Jones v Geoghan, 2009 NY Slip Op 02752 (App. Div., 2nd, 2009)
Although the appellants expressly raised a defense based on the
emergency doctrine for the first time in their reply papers, we may
consider it on appeal. In the first instance, the defense was raised in
direct response to the allegation made in the plaintiff's opposition
papers that the decedent was struck by a van in motion, rather than
thrown into the path of a stopped van (see Conte v Frelen Assoc., LLC, 51 AD3d 620, 621; Ryan Mgt. Corp. v Cataffo, 262 AD2d 628, 630; see also Kelsol Diamond Co. v Stuart Lerner, 286
AD2d 586, 587). Moreover, "[a]lthough the existence of an emergency and
the reasonableness of a party's response to it will ordinarily present
questions of fact" (Bello v Transit Auth. of N.Y. City 12 AD3d 58, 60; see Makagon v Toyota Motor Credit Corp., 23 AD3d 443, 444), those issues, under the circumstances here, are determinable as a matter of law (see Vitale v Levine, 44 AD3d at 936; Gajjar v Shah, 31 AD3d at 378; Marsch v Catanzaro, 40 AD3d 941, 942; Garcia v Prado, 15 AD3d 347; Huggins v Figueroa, 305
AD2d 460, 462). The appellants' reply papers presented no new facts,
but only an issue of law which appears on the face of the record. Thus,
the defense based on the emergency doctrine may be considered on this
appeal, as that issue was briefed by the parties on appeal (see Hoffman v City of New York, 301 AD2d 573, 574) and could not have been avoided if brought to the Supreme Court's attention at the proper juncture (see generally Dugan v Crown Broadway, LLC, 33 AD3d 656; Hoffman v City of New York, 301 AD2d at 574; Block v Magee, 146
AD2d 730, 732-733). Further, the facts surrounding the events leading
up to the accident were known to the plaintiff and, thus, there was no
unfair surprise when the defense was raised by the appellants in their
reply to the plaintiff's opposition (cf. Vitale v Levine, 44 AD3d at 936; Bello v Transit Auth. of N.Y. City, 12 AD3d at 61).
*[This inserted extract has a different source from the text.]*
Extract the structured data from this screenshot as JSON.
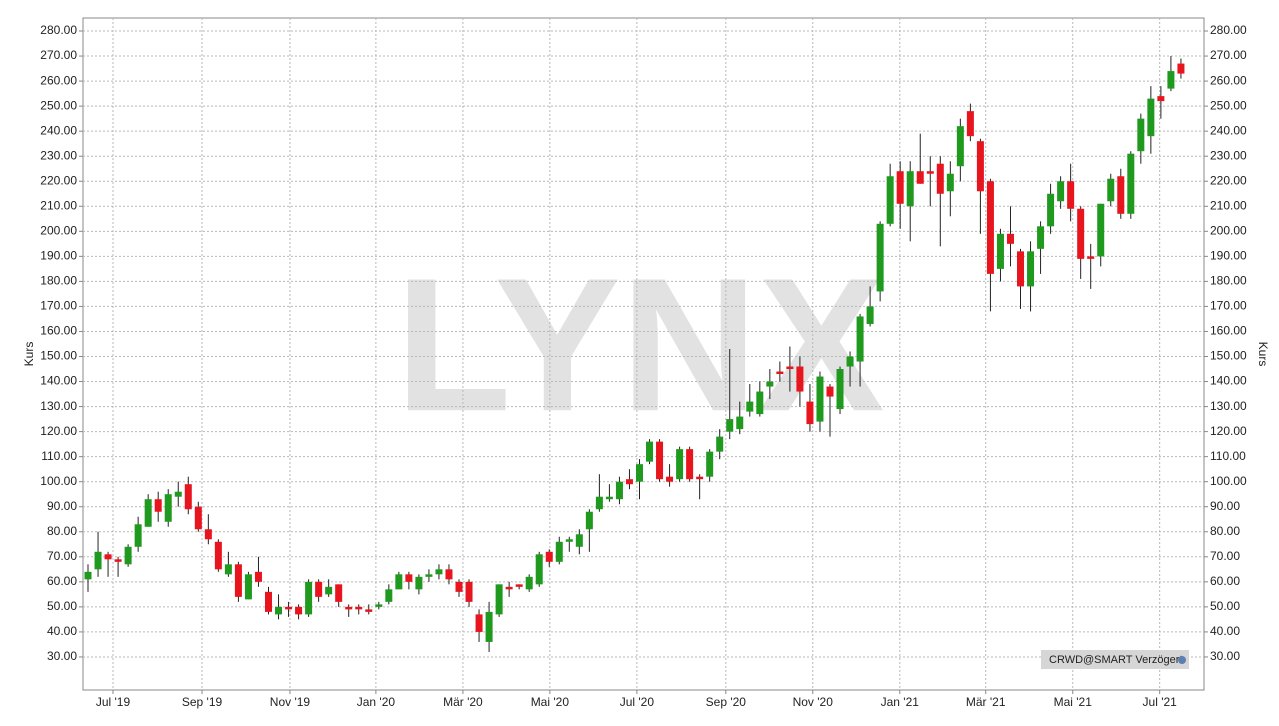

As someone else noted, "Makes sense, since the raising of the defense is in response to an aff
in opp, and not something that had any place in the actual motion. I
can dig it."
One thought on “Defense raised for first time in Reply may be considered on appeal”
Okay if it is raised in fair response to something in the opposition. As a general matter the Second Department will not allow a party to introduce new facts or even new arguments in Reply. I use the case law all the time …
It’s just not fair since the opposing party has no chance to address it.
… I use the case law all the time but of course anything goes in Civil Court and the Appellate Term 2nd Dep’t.